Need Dance Class Backup? These 2 Books Can Help!
I dunno about you, but I’m up for all the help I can get when it comes to resources and tools for my dance classes. I’m all about creative props, engaging music, educational games, and books. Lots, and lots of books!
Now, before you think of these as book strictly for your creative movement or little kid classes, let me tell you why I love each of these so much, and how I’ve created lessons around these books for my own dance classes.
I think we all know by now that mindfulness and meditation are super important tools for our well-being, and personally, try to find every opportunity I can to incorporate these concepts into my dance classes (for example, my Body Positivity for dancers classes are all about growth mindset and creating a positive inner dialogue), so making dancers aware of their breath from the start is key.
Alphabreaths explores different breathing techniques with animals and emotions, making it accessible for many age groups. A is for Alligator breath, for example, which is a quick and sharp, snappy breathing. Use this concept with your little ones and explore levels (alligators move at low levels… what animals move at high levels, and how would that animal breathe?) , what pathway to alligators move with? (curvy), and what kind of energy do alligators move with? (slow, but also speedy and snappy). These are just a few examples.

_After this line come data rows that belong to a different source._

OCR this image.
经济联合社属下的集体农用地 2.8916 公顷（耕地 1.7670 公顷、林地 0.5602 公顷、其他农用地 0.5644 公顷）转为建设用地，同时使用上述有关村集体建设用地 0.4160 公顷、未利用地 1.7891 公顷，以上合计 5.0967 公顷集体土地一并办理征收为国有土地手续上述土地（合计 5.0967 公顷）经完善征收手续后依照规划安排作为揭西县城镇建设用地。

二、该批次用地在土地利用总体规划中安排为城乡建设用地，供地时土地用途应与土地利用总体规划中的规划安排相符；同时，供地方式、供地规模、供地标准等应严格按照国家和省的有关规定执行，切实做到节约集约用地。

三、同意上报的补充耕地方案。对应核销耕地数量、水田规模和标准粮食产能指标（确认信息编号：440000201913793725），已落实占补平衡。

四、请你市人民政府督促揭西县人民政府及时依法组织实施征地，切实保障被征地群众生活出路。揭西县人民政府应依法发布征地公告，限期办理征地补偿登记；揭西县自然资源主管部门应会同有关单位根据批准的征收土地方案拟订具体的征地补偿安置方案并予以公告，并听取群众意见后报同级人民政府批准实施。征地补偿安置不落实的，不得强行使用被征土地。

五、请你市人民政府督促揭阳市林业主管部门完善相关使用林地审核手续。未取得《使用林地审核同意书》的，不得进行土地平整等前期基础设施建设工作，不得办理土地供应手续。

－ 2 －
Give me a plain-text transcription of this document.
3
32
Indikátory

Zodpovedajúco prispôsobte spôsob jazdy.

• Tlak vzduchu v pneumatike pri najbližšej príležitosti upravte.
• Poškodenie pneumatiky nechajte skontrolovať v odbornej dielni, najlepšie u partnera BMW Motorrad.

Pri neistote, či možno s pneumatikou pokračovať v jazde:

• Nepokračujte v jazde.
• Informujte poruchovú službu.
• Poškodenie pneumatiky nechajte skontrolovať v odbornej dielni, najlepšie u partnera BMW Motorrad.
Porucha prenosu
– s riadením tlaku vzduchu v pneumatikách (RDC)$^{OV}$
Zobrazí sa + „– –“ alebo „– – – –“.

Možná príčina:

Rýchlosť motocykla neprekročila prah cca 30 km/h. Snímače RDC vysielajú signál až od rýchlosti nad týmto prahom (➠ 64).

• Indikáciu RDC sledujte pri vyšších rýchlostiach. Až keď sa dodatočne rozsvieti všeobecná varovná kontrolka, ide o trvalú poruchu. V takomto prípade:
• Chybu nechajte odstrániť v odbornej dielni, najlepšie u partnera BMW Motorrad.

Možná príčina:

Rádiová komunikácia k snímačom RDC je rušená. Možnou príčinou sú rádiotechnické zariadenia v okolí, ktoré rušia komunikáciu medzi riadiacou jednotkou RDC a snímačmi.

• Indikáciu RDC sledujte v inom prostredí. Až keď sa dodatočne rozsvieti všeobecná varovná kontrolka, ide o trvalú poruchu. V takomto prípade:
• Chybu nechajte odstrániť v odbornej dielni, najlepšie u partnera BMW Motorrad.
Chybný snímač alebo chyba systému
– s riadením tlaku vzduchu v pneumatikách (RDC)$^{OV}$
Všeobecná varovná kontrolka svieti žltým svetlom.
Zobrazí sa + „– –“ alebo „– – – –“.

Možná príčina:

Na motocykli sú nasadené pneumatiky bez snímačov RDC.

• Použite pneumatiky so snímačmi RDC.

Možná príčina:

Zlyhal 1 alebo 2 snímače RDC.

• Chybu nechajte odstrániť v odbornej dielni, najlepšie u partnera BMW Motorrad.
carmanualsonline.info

For older dancers, try using these quick alligator breaths to encourage core activation in movements such as turns, partnering, and jumps, or even with their acting - what character might they be portraying that would need quick, sharp, or surprised breaths?
Every dancer, of every age and skill level needs practice and understanding of music, and musicality, which is where Once Upon a Rhythm comes in. With its bold design and illustration, it’s a quick trip around the musical world with plenty of diversity and history.
Use this book with younger dancers to explore beat and rhythm, marching, hopping, jumping, etc, as well as different geographical areas and their musical traditions. Maybe try character dancing, or classical Indian hand gestures. Older students can use this book as a jumping off point to research a musical era of their choice or explore a musical genres impact on dance.
Really the possibilities are endless, but these two books are great resources for any dance teacher who want to supplement their lessons with concepts that will connect, engage, and serve students for years to come!